Define "exist". Of course, the perfect current source does not exist, because that would require it to produce infinitely high voltage in cases where the effective resistance across its terminal approaches infinity (i.e. if the source is left "unconnected"); infinite voltage doesn't exist. But the same goes for the perfect voltage source: no voltage source in this world will produce infinite current if shorted. In the end, it boils down to conservation of energy.
Now, for "practical" current sources: Of course they exist! They're a very important utility in very many (if not most) analog semiconductor circuits.
For example, if you did this:
You can transform a fixed voltage source to a fixed current source (by the way, this small circuit with the two transistors is called a "current mirror" and is really, really common in electronics). You'll find this in a lot of circuits – imagine you want to drive a series of LEDs with exactly 20mA, but you know that LEDs aren't perfect, so no two LEDs have exactly the same forward voltage, so driving them with a constant voltage and a series resistor isn't as good as actually driving them with a constant current. Or, for example, to imprint a specific current into a bigger transistor's base, for specific amplification usage.
Elementary, current sources are quite common in physics. Think about an LED: by pushing in electrons with a specific energy ("energy per charge" is voltage), you can fill one "hole" at lower energy levels in your semiconductor, emitting the energy difference of the electron before entering the semiconductor interface and after recombination as photon. So you get a fixed relation between "number of electrons per second" (==current) and "photons produced per second" (==brightness). The same works the other way around, too: If you shine a light on an LED, the amount of current it produces has a fixed relationship to the number of photons hitting the semiconductor "just right". Hence, with fixed brightness, you get fixed current – a real-world current source (in fact, if you optimize for efficiency at absorbing photons rather than emitting them, you get what is known as a photodiode).
I don`t think so. For my opinion, each current needs a driving voltage (perhaps, there are some "exotic" exceptions where we have a movement of charges - current - without an applied voltage).
However, in all of our classical electronic applications we realize devices which we call "current source" based on voltage sources, which allow a current which is - more or less - independent on the applied load (using a suitable control mechanism, regulation loop).
In particular, this is true for a continuous flow of charges (current).
EDIT: For my opinion, the "crux" is in the word "exist". I have tried to explain my view: Yes - there are electronic devices which we call "current source" because they can "deliver" a nearly constant current - independent on the connected load (within certain limits, of course). But - is the word "deliver" correct? Do these sources really deliver a current ? I think, they rather allow a current (which is driven - as each continuous current - by a voltage). And that is the reason that - from the physical point of view - we really do not have a "current source". The current of this source is determined by the driving voltage and a corresponding very large source resistance.

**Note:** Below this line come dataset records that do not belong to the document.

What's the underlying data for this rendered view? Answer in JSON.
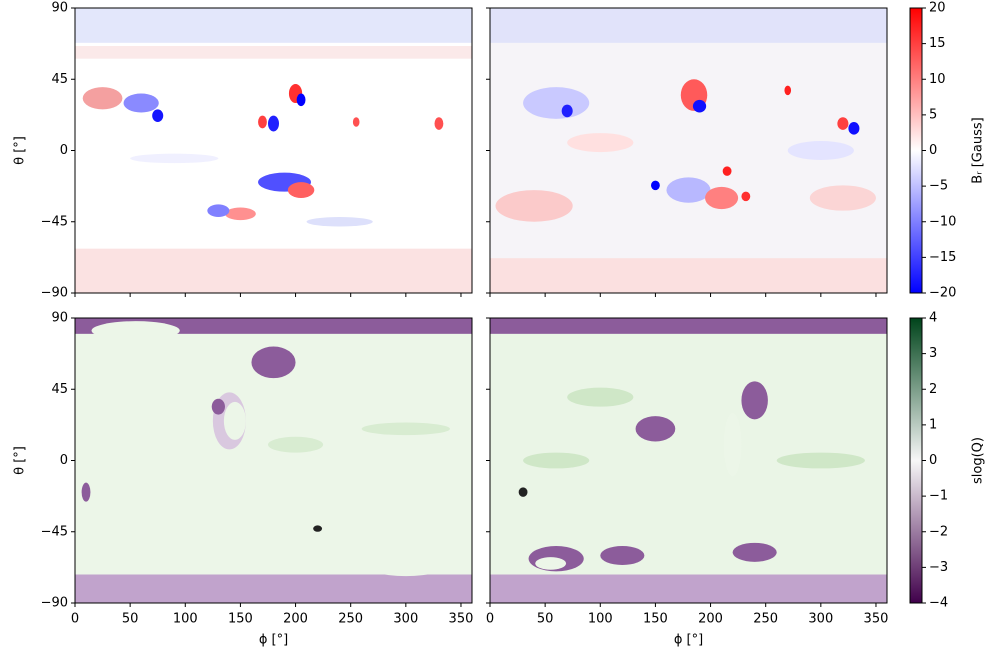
{
  "chart_data": [
    {
      "type": "heatmap",
      "xlim": [
        0,
        360
      ],
      "ylim": [
        -90,
        90
      ],
      "xticks": [
        0,
        50,
        100,
        150,
        200,
        250,
        300,
        350
      ],
      "yticks": [
        {
          "value": -90,
          "label": "−90"
        },
        {
          "value": -45,
          "label": "−45"
        },
        0,
        45,
        90
      ],
      "ylabel": "θ [°]"
    },
    {
      "type": "heatmap",
      "xlim": [
        0,
        360
      ],
      "ylim": [
        -90,
        90
      ],
      "xticks": [
        0,
        50,
        100,
        150,
        200,
        250,
        300,
        350
      ],
      "yticks": [
        -90,
        -45,
        0,
        45,
        90
      ],
      "colorbar": {
        "label": "Bᵣ [Gauss]",
        "clim": [
          -20,
          20
        ],
        "colormap": [
          "#0000ff",
          "#ffffff",
          "#ff0000"
        ],
        "ticks": [
          {
            "value": -20,
            "label": "−20"
          },
          {
            "value": -15,
            "label": "−15"
          },
          {
            "value": -10,
            "label": "−10"
          },
          {
            "value": -5,
            "label": "−5"
          },
          0,
          5,
          10,
          15,
          20
        ]
      }
    },
    {
      "type": "heatmap",
      "xlim": [
        0,
        360
      ],
      "ylim": [
        -90,
        90
      ],
      "xticks": [
        0,
        50,
        100,
        150,
        200,
        250,
        300,
        350
      ],
      "yticks": [
        {
          "value": -90,
          "label": "−90"
        },
        {
          "value": -45,
          "label": "−45"
        },
        0,
        45,
        90
      ],
      "ylabel": "θ [°]",
      "xlabel": "ϕ [°]"
    },
    {
      "type": "heatmap",
      "xlim": [
        0,
        360
      ],
      "ylim": [
        -90,
        90
      ],
      "xticks": [
        0,
        50,
        100,
        150,
        200,
        250,
        300,
        350
      ],
      "yticks": [
        -90,
        -45,
        0,
        45,
        90
      ],
      "xlabel": "ϕ [°]",
      "colorbar": {
        "label": "slog(Q)",
        "clim": [
          -4,
          4
        ],
        "colormap": [
          "#40004b",
          "#f7f7f7",
          "#00441b"
        ],
        "ticks": [
          {
            "value": -4,
            "label": "−4"
          },
          {
            "value": -3,
            "label": "−3"
          },
          {
            "value": -2,
            "label": "−2"
          },
          {
            "value": -1,
            "label": "−1"
          },
          0,
          1,
          2,
          3,
          4
        ]
      }
    }
  ]
}
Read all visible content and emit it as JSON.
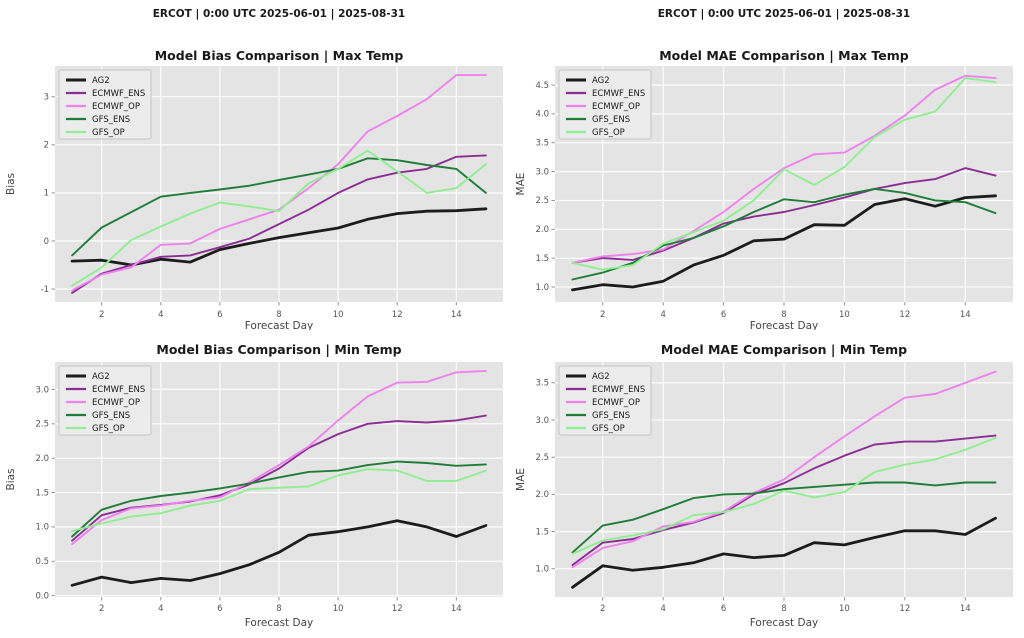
{
  "figure": {
    "suptitles": [
      "ERCOT | 0:00 UTC 2025-06-01 | 2025-08-31",
      "ERCOT | 0:00 UTC 2025-06-01 | 2025-08-31"
    ],
    "background": "#ffffff",
    "plot_background": "#e4e4e4",
    "grid_color": "#ffffff",
    "tick_text_color": "#555555",
    "axis_label_color": "#444444",
    "title_color": "#1a1a1a",
    "legend_background": "#ececec",
    "legend_border": "#c4c4c4"
  },
  "series_meta": [
    {
      "name": "AG2",
      "color": "#1c1c1c",
      "width": 2.8
    },
    {
      "name": "ECMWF_ENS",
      "color": "#8c2d96",
      "width": 1.9
    },
    {
      "name": "ECMWF_OP",
      "color": "#ee82ee",
      "width": 1.9
    },
    {
      "name": "GFS_ENS",
      "color": "#1f7d38",
      "width": 1.9
    },
    {
      "name": "GFS_OP",
      "color": "#90ee90",
      "width": 1.9
    }
  ],
  "chart_data": [
    {
      "id": "bias-max",
      "type": "line",
      "title": "Model Bias Comparison | Max Temp",
      "xlabel": "Forecast Day",
      "ylabel": "Bias",
      "x": [
        1,
        2,
        3,
        4,
        5,
        6,
        7,
        8,
        9,
        10,
        11,
        12,
        13,
        14,
        15
      ],
      "xticks": [
        2,
        4,
        6,
        8,
        10,
        12,
        14
      ],
      "yticks": [
        -1,
        0,
        1,
        2,
        3
      ],
      "ytick_labels": [
        "-1",
        "0",
        "1",
        "2",
        "3"
      ],
      "xlim": [
        0.42,
        15.58
      ],
      "ylim": [
        -1.27,
        3.64
      ],
      "grid": true,
      "legend_position": "upper left",
      "series": [
        {
          "name": "AG2",
          "values": [
            -0.42,
            -0.4,
            -0.5,
            -0.38,
            -0.44,
            -0.18,
            -0.05,
            0.07,
            0.17,
            0.27,
            0.45,
            0.57,
            0.62,
            0.63,
            0.67
          ]
        },
        {
          "name": "ECMWF_ENS",
          "values": [
            -1.08,
            -0.68,
            -0.5,
            -0.33,
            -0.3,
            -0.13,
            0.05,
            0.35,
            0.65,
            1.0,
            1.28,
            1.42,
            1.5,
            1.75,
            1.78
          ]
        },
        {
          "name": "ECMWF_OP",
          "values": [
            -1.03,
            -0.7,
            -0.55,
            -0.08,
            -0.05,
            0.25,
            0.45,
            0.65,
            1.1,
            1.6,
            2.28,
            2.6,
            2.95,
            3.45,
            3.45
          ]
        },
        {
          "name": "GFS_ENS",
          "values": [
            -0.3,
            0.28,
            0.6,
            0.92,
            1.0,
            1.07,
            1.15,
            1.27,
            1.38,
            1.5,
            1.72,
            1.68,
            1.58,
            1.5,
            1.0
          ]
        },
        {
          "name": "GFS_OP",
          "values": [
            -0.93,
            -0.55,
            0.02,
            0.3,
            0.57,
            0.8,
            0.72,
            0.62,
            1.2,
            1.5,
            1.88,
            1.45,
            1.0,
            1.1,
            1.6
          ]
        }
      ]
    },
    {
      "id": "mae-max",
      "type": "line",
      "title": "Model MAE Comparison | Max Temp",
      "xlabel": "Forecast Day",
      "ylabel": "MAE",
      "x": [
        1,
        2,
        3,
        4,
        5,
        6,
        7,
        8,
        9,
        10,
        11,
        12,
        13,
        14,
        15
      ],
      "xticks": [
        2,
        4,
        6,
        8,
        10,
        12,
        14
      ],
      "yticks": [
        1.0,
        1.5,
        2.0,
        2.5,
        3.0,
        3.5,
        4.0,
        4.5
      ],
      "ytick_labels": [
        "1.0",
        "1.5",
        "2.0",
        "2.5",
        "3.0",
        "3.5",
        "4.0",
        "4.5"
      ],
      "xlim": [
        0.42,
        15.58
      ],
      "ylim": [
        0.74,
        4.83
      ],
      "grid": true,
      "legend_position": "upper left",
      "series": [
        {
          "name": "AG2",
          "values": [
            0.95,
            1.04,
            1.0,
            1.1,
            1.38,
            1.55,
            1.8,
            1.83,
            2.08,
            2.07,
            2.43,
            2.53,
            2.4,
            2.55,
            2.58
          ]
        },
        {
          "name": "ECMWF_ENS",
          "values": [
            1.42,
            1.5,
            1.47,
            1.63,
            1.85,
            2.1,
            2.22,
            2.3,
            2.42,
            2.55,
            2.7,
            2.8,
            2.87,
            3.06,
            2.93
          ]
        },
        {
          "name": "ECMWF_OP",
          "values": [
            1.42,
            1.53,
            1.57,
            1.65,
            1.97,
            2.3,
            2.7,
            3.06,
            3.3,
            3.33,
            3.62,
            3.97,
            4.42,
            4.66,
            4.62
          ]
        },
        {
          "name": "GFS_ENS",
          "values": [
            1.13,
            1.25,
            1.42,
            1.72,
            1.85,
            2.05,
            2.3,
            2.52,
            2.47,
            2.6,
            2.7,
            2.63,
            2.5,
            2.47,
            2.28
          ]
        },
        {
          "name": "GFS_OP",
          "values": [
            1.42,
            1.3,
            1.38,
            1.75,
            1.95,
            2.15,
            2.5,
            3.04,
            2.77,
            3.08,
            3.6,
            3.9,
            4.04,
            4.62,
            4.55
          ]
        }
      ]
    },
    {
      "id": "bias-min",
      "type": "line",
      "title": "Model Bias Comparison | Min Temp",
      "xlabel": "Forecast Day",
      "ylabel": "Bias",
      "x": [
        1,
        2,
        3,
        4,
        5,
        6,
        7,
        8,
        9,
        10,
        11,
        12,
        13,
        14,
        15
      ],
      "xticks": [
        2,
        4,
        6,
        8,
        10,
        12,
        14
      ],
      "yticks": [
        0.0,
        0.5,
        1.0,
        1.5,
        2.0,
        2.5,
        3.0
      ],
      "ytick_labels": [
        "0.0",
        "0.5",
        "1.0",
        "1.5",
        "2.0",
        "2.5",
        "3.0"
      ],
      "xlim": [
        0.42,
        15.58
      ],
      "ylim": [
        -0.02,
        3.4
      ],
      "grid": true,
      "legend_position": "upper left",
      "series": [
        {
          "name": "AG2",
          "values": [
            0.15,
            0.27,
            0.19,
            0.25,
            0.22,
            0.32,
            0.45,
            0.63,
            0.88,
            0.93,
            1.0,
            1.09,
            1.0,
            0.86,
            1.02
          ]
        },
        {
          "name": "ECMWF_ENS",
          "values": [
            0.8,
            1.17,
            1.28,
            1.32,
            1.37,
            1.46,
            1.62,
            1.85,
            2.15,
            2.35,
            2.5,
            2.54,
            2.52,
            2.55,
            2.62
          ]
        },
        {
          "name": "ECMWF_OP",
          "values": [
            0.75,
            1.1,
            1.27,
            1.31,
            1.38,
            1.43,
            1.65,
            1.9,
            2.17,
            2.55,
            2.9,
            3.1,
            3.11,
            3.25,
            3.27
          ]
        },
        {
          "name": "GFS_ENS",
          "values": [
            0.86,
            1.25,
            1.38,
            1.45,
            1.5,
            1.56,
            1.63,
            1.72,
            1.8,
            1.82,
            1.9,
            1.95,
            1.93,
            1.89,
            1.91
          ]
        },
        {
          "name": "GFS_OP",
          "values": [
            0.94,
            1.05,
            1.15,
            1.2,
            1.31,
            1.38,
            1.55,
            1.57,
            1.59,
            1.75,
            1.84,
            1.82,
            1.67,
            1.67,
            1.82
          ]
        }
      ]
    },
    {
      "id": "mae-min",
      "type": "line",
      "title": "Model MAE Comparison | Min Temp",
      "xlabel": "Forecast Day",
      "ylabel": "MAE",
      "x": [
        1,
        2,
        3,
        4,
        5,
        6,
        7,
        8,
        9,
        10,
        11,
        12,
        13,
        14,
        15
      ],
      "xticks": [
        2,
        4,
        6,
        8,
        10,
        12,
        14
      ],
      "yticks": [
        1.0,
        1.5,
        2.0,
        2.5,
        3.0,
        3.5
      ],
      "ytick_labels": [
        "1.0",
        "1.5",
        "2.0",
        "2.5",
        "3.0",
        "3.5"
      ],
      "xlim": [
        0.42,
        15.58
      ],
      "ylim": [
        0.62,
        3.78
      ],
      "grid": true,
      "legend_position": "upper left",
      "series": [
        {
          "name": "AG2",
          "values": [
            0.75,
            1.04,
            0.98,
            1.02,
            1.08,
            1.2,
            1.15,
            1.18,
            1.35,
            1.32,
            1.42,
            1.51,
            1.51,
            1.46,
            1.68
          ]
        },
        {
          "name": "ECMWF_ENS",
          "values": [
            1.05,
            1.35,
            1.4,
            1.52,
            1.62,
            1.75,
            2.0,
            2.15,
            2.35,
            2.52,
            2.67,
            2.71,
            2.71,
            2.75,
            2.79
          ]
        },
        {
          "name": "ECMWF_OP",
          "values": [
            1.02,
            1.28,
            1.37,
            1.57,
            1.63,
            1.77,
            2.02,
            2.2,
            2.5,
            2.78,
            3.05,
            3.3,
            3.35,
            3.5,
            3.65
          ]
        },
        {
          "name": "GFS_ENS",
          "values": [
            1.22,
            1.58,
            1.66,
            1.8,
            1.95,
            2.0,
            2.01,
            2.07,
            2.1,
            2.13,
            2.16,
            2.16,
            2.12,
            2.16,
            2.16
          ]
        },
        {
          "name": "GFS_OP",
          "values": [
            1.2,
            1.38,
            1.45,
            1.53,
            1.72,
            1.76,
            1.87,
            2.05,
            1.96,
            2.03,
            2.3,
            2.4,
            2.47,
            2.6,
            2.76
          ]
        }
      ]
    }
  ]
}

What about lightning ? It comes from megavolts so the peak current is essentially the same whether there is a short to ground or to + or - 1Kv .The output pulses from some photomultiplier tubes can be looked at this way because the peak output voltage is proportional to the load impedence over a significant range .A permanent magnet DC generator would make a reasonable constant current source if it were driven with a constant torque source.